Responsabilidade pelo Fato do Serviço do Profissional Liberal (Art. 14, §4º)
O profissional liberal é aquele que presta serviços de natureza científica, de forma autônoma, a pessoas físicas e/ou jurídicas, sem vínculo empregatício. Conforme deixa claro o §4º, a responsabilidade do profissional liberal é a única subjetiva do Código de Defesa do Consumidor (CDC). Dessa forma, o consumidor que pretenda responsabilizar um profissional liberal por fato do serviço terá que provar a conduta danosa culposa ou dolosa do profissional, o dano e o nexo causal entre a conduta e o resultado.
Ônus da prova:
- Se a atividade for atividade-meio, o ônus da prova é a regra, em que aquele que alega deve provar.
- Se for atividade-fim (assegura-se o resultado prático), haverá isenção do ônus.
Responsabilidade Civil do Fornecedor pelo Vício do Produto (Art. 18 c/c 26 e 19)
Há vício quando o produto ou o serviço não está adequado para os fins a que se destina, havendo quebra da legítima expectativa do consumidor.
O vício pode ser:
- De impropriedade;
- De inadequação;
- De informação;
- Que diminui o valor.
Surgindo o vício do produto, ou seja, quando o produto não atinge a sua finalidade, sendo ele de fácil constatação, o consumidor terá o prazo para reclamar de 90 dias decadenciais, em se tratando de bem durável, ou 30 dias decadenciais, em se tratando de bem não durável, conforme disposto no Art. 26, I e II. Em sendo vício de fácil constatação, que é aquele que se revela imediatamente ao uso, o prazo decadencial se inicia da compra, se esta foi realizada no estabelecimento, ou da entrega, se adquirida para ser entregue a posteriori.
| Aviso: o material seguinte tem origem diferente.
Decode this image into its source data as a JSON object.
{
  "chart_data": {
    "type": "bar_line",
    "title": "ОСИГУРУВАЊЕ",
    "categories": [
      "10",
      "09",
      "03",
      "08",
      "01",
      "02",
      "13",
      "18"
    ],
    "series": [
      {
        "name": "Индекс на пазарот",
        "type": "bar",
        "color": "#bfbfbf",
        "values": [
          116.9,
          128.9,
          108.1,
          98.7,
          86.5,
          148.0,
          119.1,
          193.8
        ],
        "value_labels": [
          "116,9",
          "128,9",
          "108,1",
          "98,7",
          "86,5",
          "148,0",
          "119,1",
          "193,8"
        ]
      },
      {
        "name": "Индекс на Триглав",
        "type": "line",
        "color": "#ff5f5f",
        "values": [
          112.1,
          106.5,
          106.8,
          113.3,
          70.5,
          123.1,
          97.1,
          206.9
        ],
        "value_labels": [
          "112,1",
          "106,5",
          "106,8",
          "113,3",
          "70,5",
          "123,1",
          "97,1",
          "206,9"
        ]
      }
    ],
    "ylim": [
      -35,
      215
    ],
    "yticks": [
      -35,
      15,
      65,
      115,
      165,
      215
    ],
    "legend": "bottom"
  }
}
De acordo com o Art. 18, uma vez realizada a reclamação pelo consumidor, nasce um prazo decadencial de 30 dias para o fornecedor para que este, constatando o vício, possa substituir a peça viciada. Terminado esse prazo de 30 dias sem que o fornecedor resolva o problema ou dê uma resposta negativa inequívoca, conforme determina o Art. 26, §2º, I, nasce para o consumidor o direito potestativo previsto no Art. 18, §1º, I, II e III, ou seja, exigir, alternativamente e à sua escolha:
a)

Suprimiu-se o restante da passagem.